Here is an interesting column by Martin Gardner on late chess great, and anti-Semitic and anti-American (America is run by Jews, dontcha know) nut case Bobby Fischer. It contains some facts I did not previously know -- as for instance that in his later years, after he went completely over the edge, he seldom changed his clothes or removed his baseball cap. I imagine downwind of him was a bad place to be.Gardner's main thesis seems wrong to me, though. The explanation of the Fischer phenomenon, he suggests, is that he was very very intelligent about chess and very very unintelligent -- in fact a complete moron -- about everything else. He suffered from unevenly distributed intelligence.
The modern notion of "intelligence" denotes a certain value-free adroitness in manipulating symbols of certain sorts, such as words and numerals. It enables you to solve problems of certain a certain kind. If your problem is "how do I make this crackpot theory of mine seem plausible so I can continue believing it?" then this intelligence-thing is just what you need.
As I suggested when Fischer died, a failure of intelligence was probably not his problem. Rather, his problem was with something that people don't talk about much any more: wisdom. Wisdom means understanding the things that must be understood in order to live a good life and be a good person. A person who lacks wisdom is -- another nearly obsolete word -- a fool. Fischer was a straight up, confirmed, incurable fool.

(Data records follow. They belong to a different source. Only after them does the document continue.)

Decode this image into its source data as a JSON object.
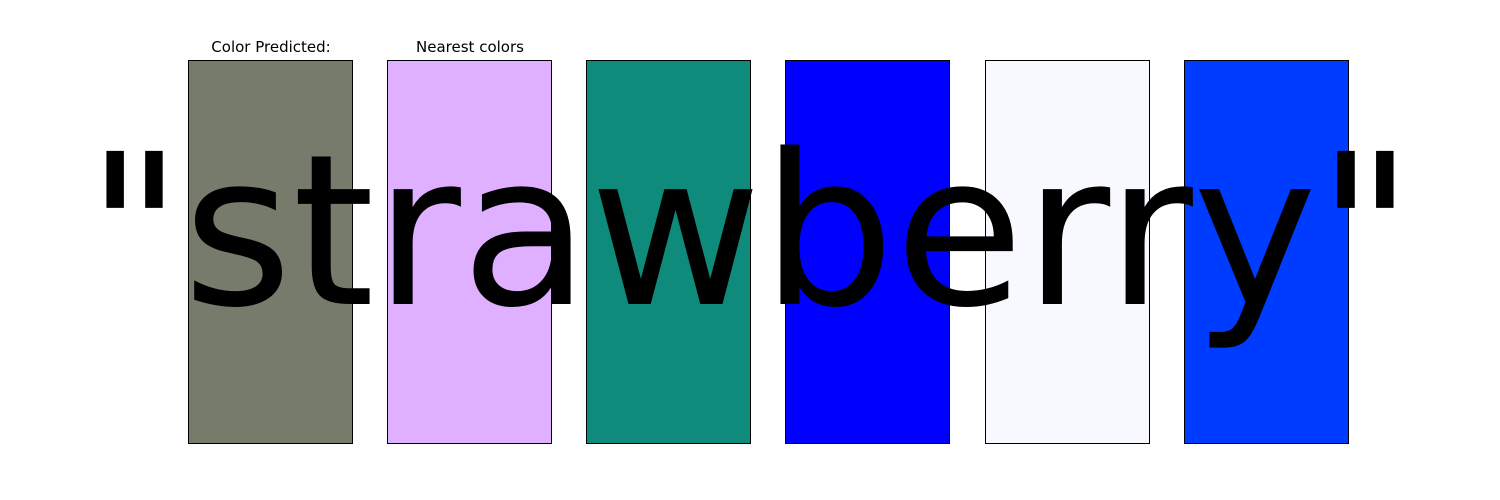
{
  "labels": {
    "predicted": "Color Predicted:",
    "nearest": "Nearest colors"
  },
  "swatches": [
    {
      "role": "predicted",
      "color": "#767B6C"
    },
    {
      "role": "nearest",
      "color": "#DFB0FF"
    },
    {
      "role": "nearest",
      "color": "#0F8B7C"
    },
    {
      "role": "nearest",
      "color": "#0000FF"
    },
    {
      "role": "nearest",
      "color": "#F8F9FF"
    },
    {
      "role": "nearest",
      "color": "#003CFF"
    }
  ],
  "word": "\"strawberry\""
}
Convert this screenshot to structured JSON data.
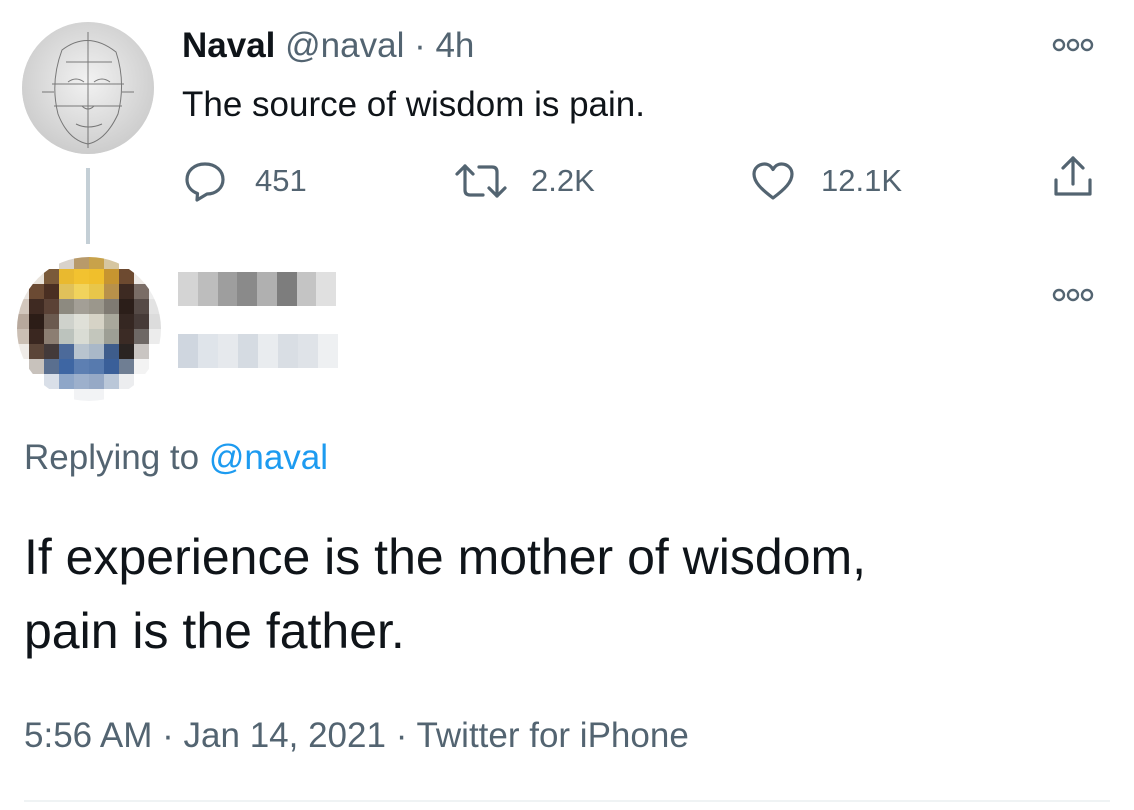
{
  "parent_tweet": {
    "display_name": "Naval",
    "handle": "@naval",
    "separator": "·",
    "time": "4h",
    "text": "The source of wisdom is pain.",
    "avatar_icon": "sketched-face-avatar",
    "actions": {
      "reply": {
        "icon": "comment-icon",
        "count": "451"
      },
      "retweet": {
        "icon": "retweet-icon",
        "count": "2.2K"
      },
      "like": {
        "icon": "heart-icon",
        "count": "12.1K"
      },
      "share": {
        "icon": "share-icon"
      }
    },
    "more_icon": "more-options-icon"
  },
  "reply_tweet": {
    "avatar_icon": "pixelated-avatar",
    "display_name_obscured": true,
    "handle_obscured": true,
    "replying_prefix": "Replying to",
    "replying_mention": "@naval",
    "text_line1": "If experience is the mother of wisdom,",
    "text_line2": "pain is the father.",
    "time": "5:56 AM",
    "date": "Jan 14, 2021",
    "source": "Twitter for iPhone",
    "separator": "·",
    "more_icon": "more-options-icon"
  },
  "colors": {
    "text_primary": "#0f1419",
    "text_secondary": "#536471",
    "link_blue": "#1d9bf0",
    "thread_line": "#c4cfd6",
    "divider": "#eff3f4"
  }
}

Back in the days when people respected wisdom and abhorred folly, intelligence was called "cleverness" and was not worshiped as it is now. Cleverness, like wisdom, is good, but, unlike wisdom, it is also dangerous. It is what makes a successful thief and a fluent, plausible and captivating liar.
You don't need a lot of intelligence, just enough to balance your checkbook and do your job. What you cannot do without is wisdom. Without it you are a poor lost soul, wandering in life's dusky maze without a clue, indeed without a will or a way to find one. And that I think is what Fischer was. A damned fool.
I wish we could bring back the ideas of wisdom and folly. But that would mean a huge cultural change. It would mean placing value on things that we hardly even have words for any more, and letting go of things that we value too highly.
By the way, it just occurred to me, this probably means we're all fools now.